Quelle: Stiftung Berliner Mauer, Foto: Detlef Gallinge

Unser Gast:

Dr. Stefanie Eisenhuth ist Historikerin am Leibniz-Zentrum für Zeithistorische Forschung in Potsdam und beschäftigt sich unter anderem mit der Geschichte West-Berlins. Sie blickt aber nicht nur aus einer wissenschaftlichen Perspektive auf die Ereignisse 1989/90, sondern ist als 1977 geborene West-Berlinerin auch Zeitzeugin.

Musik: Alexander Köpke und Maximilian Schöne, 2020

Folge 9: „Es ging um Klarheit!“ – Der Streik der Müllwerker in Ost-Berlin 1990

26.06.1990: Müllfahrer streiken vor dem Roten Rathaus in Berlin
© ddrbildarchiv.de/Burkhard Lange

Das Jahr 1990 war ein Jahr des Arbeitskampfs. In Ost-Berlin streikten u.a. Beschäftigte der Krankenhäuser, des Einzelhandels und Volkspolizistinnen und Volkspolizisten. Die Müllwerker gehörten – mit einem Warnstreik im Januar und einem unbefristeten Ausstand im Juni – ebenfalls zu den Streikenden. Sie wollten Klarheit, wie es in ihrem Betrieb weitergehen sollte. Das Ende der SED-Diktatur und die sich anbahnende Vereinigung Deutschlands veränderte für sie – wie für die meisten Beschäftigten in der DDR – die ökonomischen und sozialen Rahmenbedingungen grundlegend. Auf der Agenda der Müllwerker standen Forderungen wie gerechtere Löhne, bessere Arbeitsbedingungen und faire Entsorgungsgebühren. Letztlich wollten sie auch ein Bekenntnis vom Magistrat Ost-Berlins: Das Kombinat Stadtwirtschaft, dem die Müllabfuhr zugeordnet war, sollte zum kommunalen Betrieb werden.

Unser Gast:

Frank Batsch arbeitete 1990 in einem der Betriebshöfe der Müllabfuhr als Kfz-Schlosser und war Vertrauensmann seiner Kolleginnen und Kollegen. Im BABcast erzählt er, wie die Stimmung 1990 im Betrieb war und wie es zum Streik kam.
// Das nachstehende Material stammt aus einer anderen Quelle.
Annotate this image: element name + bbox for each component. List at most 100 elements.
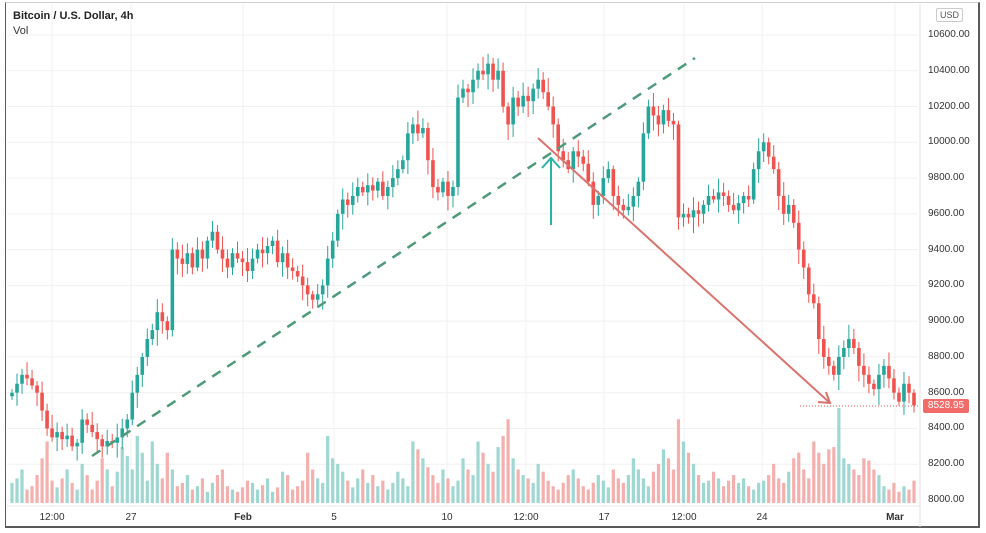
candle-body bbox=[416, 124, 420, 134]
volume-bar bbox=[200, 478, 205, 503]
candle-body bbox=[240, 258, 245, 263]
volume-bar bbox=[451, 486, 455, 503]
time-tick-label: Feb bbox=[234, 512, 252, 523]
price-tick-label: 10200.00 bbox=[928, 100, 970, 112]
candle-body bbox=[105, 440, 110, 447]
volume-bar bbox=[551, 486, 555, 503]
candle-body bbox=[391, 178, 395, 188]
volume-bar bbox=[541, 471, 545, 503]
price-tick-label: 8600.00 bbox=[928, 386, 965, 398]
candle-body bbox=[155, 312, 160, 331]
candle-body bbox=[561, 151, 566, 161]
candle-body bbox=[837, 356, 841, 375]
volume-bar bbox=[822, 463, 826, 503]
candle-body bbox=[205, 240, 210, 259]
candle-body bbox=[280, 253, 285, 263]
candle-body bbox=[531, 88, 535, 102]
volume-bar bbox=[50, 480, 54, 503]
volume-bar bbox=[105, 469, 109, 503]
volume-bar bbox=[165, 452, 169, 503]
candle-body bbox=[250, 258, 255, 272]
candle-body bbox=[872, 383, 876, 390]
candle-body bbox=[461, 88, 465, 98]
candle-body bbox=[40, 392, 44, 411]
candle-body bbox=[396, 169, 400, 179]
volume-bar bbox=[857, 475, 861, 503]
candle-body bbox=[847, 339, 851, 348]
volume-bar bbox=[832, 447, 836, 503]
volume-bar bbox=[481, 452, 485, 503]
candle-body bbox=[230, 253, 235, 268]
volume-bar bbox=[887, 489, 891, 503]
volume-bar bbox=[646, 486, 651, 503]
volume-bar bbox=[792, 458, 796, 503]
volume-bar bbox=[581, 486, 585, 503]
volume-bar bbox=[842, 458, 846, 503]
candle-body bbox=[516, 97, 520, 107]
volume-bar bbox=[456, 480, 460, 503]
volume-bar bbox=[235, 491, 240, 503]
volume-bar bbox=[872, 469, 876, 503]
candle-body bbox=[456, 97, 460, 188]
candle-body bbox=[471, 79, 475, 93]
candle-body bbox=[270, 240, 275, 247]
candle-body bbox=[671, 120, 676, 125]
volume-bar bbox=[195, 486, 200, 503]
candle-body bbox=[811, 294, 816, 304]
volume-bar bbox=[531, 482, 535, 503]
volume-bar bbox=[752, 489, 756, 503]
candle-body bbox=[691, 210, 696, 218]
candle-body bbox=[781, 195, 786, 214]
volume-bar bbox=[210, 482, 215, 503]
volume-bar bbox=[20, 469, 24, 503]
volume-bar bbox=[205, 491, 210, 503]
volume-bar bbox=[10, 482, 14, 503]
candle-body bbox=[586, 163, 591, 182]
volume-bar bbox=[546, 480, 550, 503]
volume-bar bbox=[471, 475, 475, 503]
volume-bar bbox=[386, 489, 390, 503]
candle-body bbox=[255, 249, 260, 259]
currency-badge[interactable]: USD bbox=[936, 8, 964, 22]
volume-bar bbox=[696, 475, 701, 503]
candle-body bbox=[606, 169, 611, 179]
volume-bar bbox=[110, 486, 114, 503]
volume-bar bbox=[757, 482, 761, 503]
candle-body bbox=[641, 133, 646, 182]
price-tick-label: 9600.00 bbox=[928, 207, 965, 219]
volume-bar bbox=[341, 471, 345, 503]
candle-body bbox=[481, 70, 485, 75]
volume-bar bbox=[812, 441, 816, 503]
candle-body bbox=[330, 240, 335, 259]
candle-body bbox=[541, 79, 545, 93]
volume-bar bbox=[240, 487, 245, 503]
volume-bar bbox=[120, 447, 124, 503]
volume-bar bbox=[391, 482, 395, 503]
time-tick-label: 12:00 bbox=[671, 512, 697, 523]
candle-body bbox=[130, 392, 135, 420]
price-tick-label: 9400.00 bbox=[928, 243, 965, 255]
volume-bar bbox=[316, 478, 320, 503]
volume-bar bbox=[306, 452, 310, 503]
time-tick-label: 12:00 bbox=[39, 512, 65, 523]
volume-bar bbox=[190, 489, 194, 503]
volume-bar bbox=[35, 475, 39, 503]
volume-bar bbox=[867, 460, 871, 503]
volume-bar bbox=[706, 480, 711, 503]
volume-bar bbox=[30, 486, 34, 503]
candle-body bbox=[907, 383, 911, 393]
candle-body bbox=[426, 128, 430, 161]
volume-bar bbox=[807, 478, 811, 503]
volume-bar bbox=[90, 489, 94, 503]
candle-body bbox=[852, 339, 856, 348]
candle-body bbox=[827, 356, 831, 366]
chart-title: Bitcoin / U.S. Dollar, 4h bbox=[13, 10, 134, 22]
candle-body bbox=[486, 63, 490, 75]
candle-body bbox=[245, 262, 250, 272]
candle-body bbox=[726, 195, 731, 205]
volume-bar bbox=[877, 475, 881, 503]
candle-body bbox=[756, 151, 761, 170]
volume-bar bbox=[311, 469, 315, 503]
candle-body bbox=[761, 142, 766, 152]
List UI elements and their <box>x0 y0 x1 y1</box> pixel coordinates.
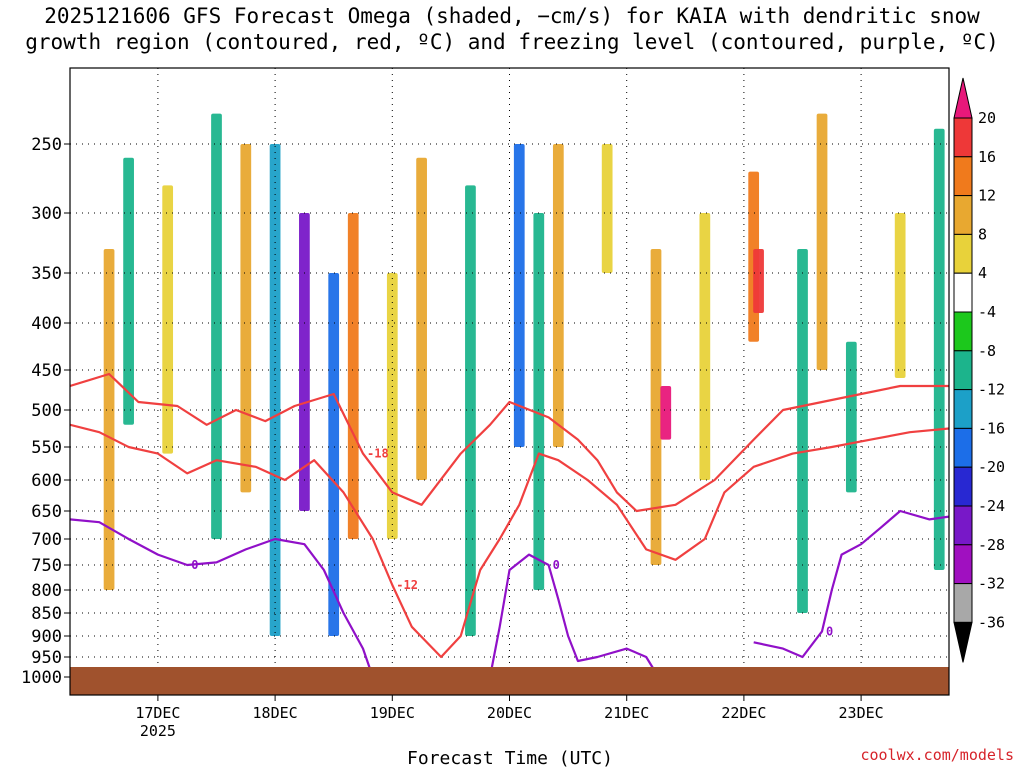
omega-region-3 <box>211 113 222 539</box>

Podcastgast Frank Batsch und Andrea bei der Aufnahme, © Jens Schöne/BAB
Frank Batsch in den 80ern, © Privat

Musik: Alexander Köpke und Maximilian Schöne, 2020

Folge 8: Aus Feind wird Freund – Die Vereinigung der Ost- und West-Berliner Polizei 1990

Am 1. Oktober 1990 wurden Ost- und West-Berliner Polizei zu einem gemeinsamen Polizeiapparat vereint: eine Herausforderung, die im Alltag der Polizistinnen und Polizisten Spuren hinterließ. Wie war das, auf einmal mit jemandem auf Streife zu gehen, der vor wenigen Monaten noch auf der anderen Seite der Mauer seinen Dienst versehen hatte? Welchen Vorurteilen sahen sich Polizistinnen und Polizisten aus Ost und West gegenüber? Wie gingen sie mit Unterschieden in der bisherigen Arbeitsweise um? Wie fanden sich die neuen Kolleginnen und Kollegen aus dem Osten in die neuen Rahmenbedingungen ein?
In der heutigen Folge begeben wir uns auf individuelle Spurensuche. Wir fragen nach, wie der Polizeialltag 1990 im geschichtsträchtigen Berliner Bezirk Prenzlauer Berg aussah und wie die Polizistinnen und Polizisten aus Ost und West die Zeit kurz vor und nach der deutschen Einheit erlebt haben.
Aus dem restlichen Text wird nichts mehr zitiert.